William D. Ford Federal Direct Loan Program
Direct Loans are long-term, low-interest loans from the U.S. Department of Education. This is the largest federal aid program and it consists two types of Federal Direct Student Loans: subsidized and unsubsidized. Student Loans are monies borrowed from Department of Education that must be paid back in full.
Subsidized loans are based on financial need. The federal government pays the interest for the student while the student is in school , and during deferments (periods when payments are temporarily postponed).
Interest rate and fees
Direct Subsidized Loans made to undergraduate students have different fixed interest rates depending on the date the first loan disbursement is made.
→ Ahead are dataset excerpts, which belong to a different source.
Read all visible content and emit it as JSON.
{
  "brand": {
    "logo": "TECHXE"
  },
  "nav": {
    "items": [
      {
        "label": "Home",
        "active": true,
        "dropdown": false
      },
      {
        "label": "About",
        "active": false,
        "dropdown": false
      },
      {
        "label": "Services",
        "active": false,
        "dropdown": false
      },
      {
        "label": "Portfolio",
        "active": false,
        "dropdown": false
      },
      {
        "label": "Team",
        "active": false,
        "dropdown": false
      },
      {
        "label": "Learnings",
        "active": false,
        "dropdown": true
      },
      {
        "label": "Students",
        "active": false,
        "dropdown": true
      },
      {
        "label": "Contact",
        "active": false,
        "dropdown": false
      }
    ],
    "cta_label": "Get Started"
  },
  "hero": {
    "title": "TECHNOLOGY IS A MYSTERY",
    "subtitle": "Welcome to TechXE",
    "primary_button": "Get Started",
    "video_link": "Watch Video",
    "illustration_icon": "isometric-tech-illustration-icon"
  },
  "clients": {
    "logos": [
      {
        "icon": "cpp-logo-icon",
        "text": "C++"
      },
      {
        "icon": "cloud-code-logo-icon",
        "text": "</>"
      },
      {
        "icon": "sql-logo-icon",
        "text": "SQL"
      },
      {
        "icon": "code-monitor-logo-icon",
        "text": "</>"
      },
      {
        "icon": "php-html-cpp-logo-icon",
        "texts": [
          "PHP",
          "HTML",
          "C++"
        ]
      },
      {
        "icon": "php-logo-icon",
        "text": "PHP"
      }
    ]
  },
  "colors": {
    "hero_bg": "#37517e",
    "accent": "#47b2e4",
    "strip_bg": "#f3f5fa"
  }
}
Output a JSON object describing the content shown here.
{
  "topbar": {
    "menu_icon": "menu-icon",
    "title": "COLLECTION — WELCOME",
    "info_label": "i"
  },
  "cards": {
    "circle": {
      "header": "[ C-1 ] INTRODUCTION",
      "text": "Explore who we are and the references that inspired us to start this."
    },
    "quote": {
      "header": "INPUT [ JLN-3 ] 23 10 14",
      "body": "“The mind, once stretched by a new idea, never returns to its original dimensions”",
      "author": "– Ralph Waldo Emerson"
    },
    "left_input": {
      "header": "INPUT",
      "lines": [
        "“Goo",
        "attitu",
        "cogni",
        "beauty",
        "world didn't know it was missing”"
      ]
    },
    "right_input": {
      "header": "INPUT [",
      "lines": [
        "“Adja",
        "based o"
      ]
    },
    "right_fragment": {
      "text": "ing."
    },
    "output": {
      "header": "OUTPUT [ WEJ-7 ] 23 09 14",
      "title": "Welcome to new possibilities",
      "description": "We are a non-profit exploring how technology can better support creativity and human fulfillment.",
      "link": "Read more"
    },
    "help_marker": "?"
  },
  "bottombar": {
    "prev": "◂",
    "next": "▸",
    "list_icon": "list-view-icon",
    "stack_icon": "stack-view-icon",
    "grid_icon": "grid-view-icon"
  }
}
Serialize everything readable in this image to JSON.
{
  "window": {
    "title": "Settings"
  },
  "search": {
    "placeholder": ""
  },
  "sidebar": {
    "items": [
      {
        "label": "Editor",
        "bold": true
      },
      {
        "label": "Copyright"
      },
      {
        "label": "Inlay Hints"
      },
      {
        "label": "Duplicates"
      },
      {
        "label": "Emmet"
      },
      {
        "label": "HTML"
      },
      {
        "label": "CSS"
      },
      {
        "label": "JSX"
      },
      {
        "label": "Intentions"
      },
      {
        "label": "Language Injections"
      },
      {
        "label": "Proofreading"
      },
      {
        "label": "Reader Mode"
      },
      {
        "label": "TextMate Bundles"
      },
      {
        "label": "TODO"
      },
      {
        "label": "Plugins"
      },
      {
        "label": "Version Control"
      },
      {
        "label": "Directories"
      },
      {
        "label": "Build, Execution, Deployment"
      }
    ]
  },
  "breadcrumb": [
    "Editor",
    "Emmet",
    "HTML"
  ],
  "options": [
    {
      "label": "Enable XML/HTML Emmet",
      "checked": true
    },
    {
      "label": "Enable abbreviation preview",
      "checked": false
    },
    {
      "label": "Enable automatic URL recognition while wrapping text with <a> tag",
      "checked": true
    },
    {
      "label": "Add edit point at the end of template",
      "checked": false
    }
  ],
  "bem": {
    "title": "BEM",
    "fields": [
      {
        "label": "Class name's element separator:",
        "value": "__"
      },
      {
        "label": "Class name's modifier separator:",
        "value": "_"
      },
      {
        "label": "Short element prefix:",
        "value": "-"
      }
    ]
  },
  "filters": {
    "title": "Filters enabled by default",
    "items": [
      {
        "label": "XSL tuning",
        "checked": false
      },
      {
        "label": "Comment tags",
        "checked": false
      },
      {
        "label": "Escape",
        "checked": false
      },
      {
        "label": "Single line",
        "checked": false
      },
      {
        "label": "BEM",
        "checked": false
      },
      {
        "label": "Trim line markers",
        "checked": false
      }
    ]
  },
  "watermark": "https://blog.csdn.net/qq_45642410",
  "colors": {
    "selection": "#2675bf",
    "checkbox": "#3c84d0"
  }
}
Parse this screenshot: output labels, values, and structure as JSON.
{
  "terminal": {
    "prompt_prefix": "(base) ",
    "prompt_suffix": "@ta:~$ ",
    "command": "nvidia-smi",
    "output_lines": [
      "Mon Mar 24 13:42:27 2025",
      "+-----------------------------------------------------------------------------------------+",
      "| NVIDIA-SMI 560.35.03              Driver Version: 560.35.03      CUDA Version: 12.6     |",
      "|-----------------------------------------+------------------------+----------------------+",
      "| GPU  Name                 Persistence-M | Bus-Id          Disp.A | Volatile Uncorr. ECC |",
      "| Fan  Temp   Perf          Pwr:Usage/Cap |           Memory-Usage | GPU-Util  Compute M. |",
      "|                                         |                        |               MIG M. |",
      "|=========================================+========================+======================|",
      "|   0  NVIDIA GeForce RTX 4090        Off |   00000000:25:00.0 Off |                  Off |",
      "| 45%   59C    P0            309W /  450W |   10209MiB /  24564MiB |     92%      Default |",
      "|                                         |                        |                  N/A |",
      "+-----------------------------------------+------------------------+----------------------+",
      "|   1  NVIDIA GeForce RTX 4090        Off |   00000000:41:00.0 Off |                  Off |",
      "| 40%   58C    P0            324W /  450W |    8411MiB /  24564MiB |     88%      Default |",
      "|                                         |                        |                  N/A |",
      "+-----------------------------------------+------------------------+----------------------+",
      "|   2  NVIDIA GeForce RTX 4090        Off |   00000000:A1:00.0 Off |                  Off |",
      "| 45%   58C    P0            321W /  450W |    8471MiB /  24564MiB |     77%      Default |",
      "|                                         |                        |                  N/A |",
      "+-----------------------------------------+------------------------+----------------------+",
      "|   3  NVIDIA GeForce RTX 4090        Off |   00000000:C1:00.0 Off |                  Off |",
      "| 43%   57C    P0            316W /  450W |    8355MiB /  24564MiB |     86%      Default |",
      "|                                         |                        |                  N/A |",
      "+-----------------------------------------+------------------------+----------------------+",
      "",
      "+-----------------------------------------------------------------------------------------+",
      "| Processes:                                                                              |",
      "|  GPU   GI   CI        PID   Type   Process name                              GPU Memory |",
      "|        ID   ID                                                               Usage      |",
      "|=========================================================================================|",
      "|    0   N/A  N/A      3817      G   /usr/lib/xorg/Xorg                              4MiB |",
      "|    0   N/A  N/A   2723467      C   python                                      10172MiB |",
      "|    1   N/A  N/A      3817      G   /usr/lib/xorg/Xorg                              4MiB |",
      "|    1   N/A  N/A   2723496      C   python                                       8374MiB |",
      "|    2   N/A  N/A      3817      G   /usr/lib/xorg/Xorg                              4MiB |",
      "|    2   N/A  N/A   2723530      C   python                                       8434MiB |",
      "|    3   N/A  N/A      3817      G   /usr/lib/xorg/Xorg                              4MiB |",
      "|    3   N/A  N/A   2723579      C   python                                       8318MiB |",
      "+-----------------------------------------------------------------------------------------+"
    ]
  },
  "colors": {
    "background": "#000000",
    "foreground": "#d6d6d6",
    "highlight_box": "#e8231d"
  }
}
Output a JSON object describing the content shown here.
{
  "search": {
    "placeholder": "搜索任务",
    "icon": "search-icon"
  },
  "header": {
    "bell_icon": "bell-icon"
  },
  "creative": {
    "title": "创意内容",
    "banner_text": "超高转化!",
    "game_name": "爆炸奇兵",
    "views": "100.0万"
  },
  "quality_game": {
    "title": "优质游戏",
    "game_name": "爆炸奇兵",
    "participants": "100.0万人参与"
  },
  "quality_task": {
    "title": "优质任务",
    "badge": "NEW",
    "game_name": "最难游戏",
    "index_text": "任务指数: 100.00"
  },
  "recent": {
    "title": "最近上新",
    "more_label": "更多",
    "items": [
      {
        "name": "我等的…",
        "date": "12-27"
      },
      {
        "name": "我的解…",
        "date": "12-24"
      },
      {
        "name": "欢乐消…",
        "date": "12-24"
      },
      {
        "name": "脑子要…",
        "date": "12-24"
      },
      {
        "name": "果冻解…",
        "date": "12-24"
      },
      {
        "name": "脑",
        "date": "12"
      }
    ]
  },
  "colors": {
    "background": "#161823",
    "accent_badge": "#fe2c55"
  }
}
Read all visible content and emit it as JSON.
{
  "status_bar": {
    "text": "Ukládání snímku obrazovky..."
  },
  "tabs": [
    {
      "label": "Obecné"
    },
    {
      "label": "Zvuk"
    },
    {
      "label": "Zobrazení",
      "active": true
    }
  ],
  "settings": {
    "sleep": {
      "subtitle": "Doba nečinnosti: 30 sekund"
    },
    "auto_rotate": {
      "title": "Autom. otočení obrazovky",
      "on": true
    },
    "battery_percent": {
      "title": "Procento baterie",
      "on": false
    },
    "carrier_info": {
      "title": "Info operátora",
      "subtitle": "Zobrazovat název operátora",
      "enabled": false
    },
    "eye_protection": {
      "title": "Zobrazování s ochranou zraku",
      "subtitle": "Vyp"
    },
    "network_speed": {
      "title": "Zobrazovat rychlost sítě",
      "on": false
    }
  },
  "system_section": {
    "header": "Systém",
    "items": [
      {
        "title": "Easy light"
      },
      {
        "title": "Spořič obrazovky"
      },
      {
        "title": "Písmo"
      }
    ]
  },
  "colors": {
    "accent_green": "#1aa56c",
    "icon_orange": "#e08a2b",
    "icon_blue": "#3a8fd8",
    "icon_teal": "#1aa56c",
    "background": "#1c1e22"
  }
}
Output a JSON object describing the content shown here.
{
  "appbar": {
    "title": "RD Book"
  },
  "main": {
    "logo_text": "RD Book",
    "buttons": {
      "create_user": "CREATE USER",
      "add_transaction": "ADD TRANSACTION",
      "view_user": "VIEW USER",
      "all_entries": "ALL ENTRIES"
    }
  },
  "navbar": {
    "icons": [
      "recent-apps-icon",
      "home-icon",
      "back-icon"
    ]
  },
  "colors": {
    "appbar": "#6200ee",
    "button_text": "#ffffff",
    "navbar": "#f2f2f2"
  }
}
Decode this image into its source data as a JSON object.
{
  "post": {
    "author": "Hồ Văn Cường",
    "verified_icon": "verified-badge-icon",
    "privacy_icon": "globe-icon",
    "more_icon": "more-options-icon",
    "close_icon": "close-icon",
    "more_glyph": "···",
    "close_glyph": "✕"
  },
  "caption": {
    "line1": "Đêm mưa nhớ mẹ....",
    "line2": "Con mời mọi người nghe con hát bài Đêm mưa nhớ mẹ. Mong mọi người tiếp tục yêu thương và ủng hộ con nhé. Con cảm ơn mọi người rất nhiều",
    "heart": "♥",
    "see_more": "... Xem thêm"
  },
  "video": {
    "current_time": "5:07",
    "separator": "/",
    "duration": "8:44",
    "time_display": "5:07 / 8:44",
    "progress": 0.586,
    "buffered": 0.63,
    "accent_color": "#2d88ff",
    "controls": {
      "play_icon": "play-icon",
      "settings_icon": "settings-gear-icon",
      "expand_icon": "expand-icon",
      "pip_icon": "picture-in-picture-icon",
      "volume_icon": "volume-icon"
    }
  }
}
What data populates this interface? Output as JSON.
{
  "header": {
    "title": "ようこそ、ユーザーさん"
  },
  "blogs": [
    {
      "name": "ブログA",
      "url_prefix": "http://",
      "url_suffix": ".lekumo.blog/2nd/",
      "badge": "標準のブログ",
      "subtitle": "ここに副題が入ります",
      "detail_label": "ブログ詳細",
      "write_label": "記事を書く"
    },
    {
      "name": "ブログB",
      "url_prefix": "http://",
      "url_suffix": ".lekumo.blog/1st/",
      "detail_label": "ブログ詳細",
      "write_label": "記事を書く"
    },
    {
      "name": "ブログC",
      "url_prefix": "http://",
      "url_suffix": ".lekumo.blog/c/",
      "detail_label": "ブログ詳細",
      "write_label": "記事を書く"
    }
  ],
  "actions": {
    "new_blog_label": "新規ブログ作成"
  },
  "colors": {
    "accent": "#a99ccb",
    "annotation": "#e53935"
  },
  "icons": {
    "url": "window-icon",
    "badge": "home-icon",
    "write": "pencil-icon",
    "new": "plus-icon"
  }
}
Direct Unsubsidized Loans made to all students beginning July 1, 2013 have a fixed interest rate of 3.86%.
Department of Education has placed TSTC Harlingen in an Unsubsidized Experiment, which will allow us to limit the amount of unsubsidized loan a student may receive.
Federal law requires certain fees be charged for each loan made, including an origination fee. The law specifies the maximum amount of each fee and authorizes both fees to be deducted from the loan amount. If a fee is charged to the borrower, the fee is deducted from the loan proceeds when the money is sent to the student's school. The loan fee is an expense of assuming a Direct Loan.
Time Limitation on Direct Subsidized Loan Eligibility for First-Time Borrowers on or after July 1,2013.
There is a limit on the maximum period of time (measured in academic years) that you can receive Direct Subsidized Loans. In general, you may not receive Direct Subsidized Loans for more than 150% of the published length of your program. This is called your "maximum eligibility period". You can usually find the published length of study in your school's catalog.
Your maximum eligibility period is based on the published length of your current program. This means that your maximum eligibility period can change if you change programs. Also, if you receive Direct Subsidzed Loans for one program and then change to another program, the Direct Subsidized Loans you received for the earlier program will generally count against your new maximum eligibility period.
How to apply
Students can request Direct Loans by completing the Free Application for Federal Student Aid (FAFSA). The FAFSA can be filled out online at http://www.fafsa.ed.gov/. Students are asked to list the schools they are considering, and information from the FAFSA will be sent to each of the schools. The school generally informs students of the financial aid programs for which they qualify (including Stafford loans) and of the next steps required to receive the Stafford loan and other financial aid.
Schools decide how much students can borrow in Direct Loans, based on federal law. Students with financial need will receive as much as possible in Subsidized Direct Loans.
The most that students can borrow in Subsidized and Unsubsidized Direct Loans is equal to the student's estimated cost of attendance minus other estimated financial aid and resources, without going over the maximum amounts permitted for the student's academic level.
Stafford loans are available to undergraduate students and graduate students who are:
Borrowers may not qualify if they have adverse credit, have defaulted on a federal education loan, owe an overpayment on other federal education aid, have been convicted of a drug-related offense while receiving federal student aid, or are incarcerated. The borrower also may be ineligible if, while receiving federal student aid, they have been convicted of or have pled nolo contendere or guilty to a crime involving fraud in obtaining Title IV funds and have not completed the repayment of such funds.
Full details on eligibility are provided with the Federal Direct Loan Master Promissory Note, the form students sign to obtain loans.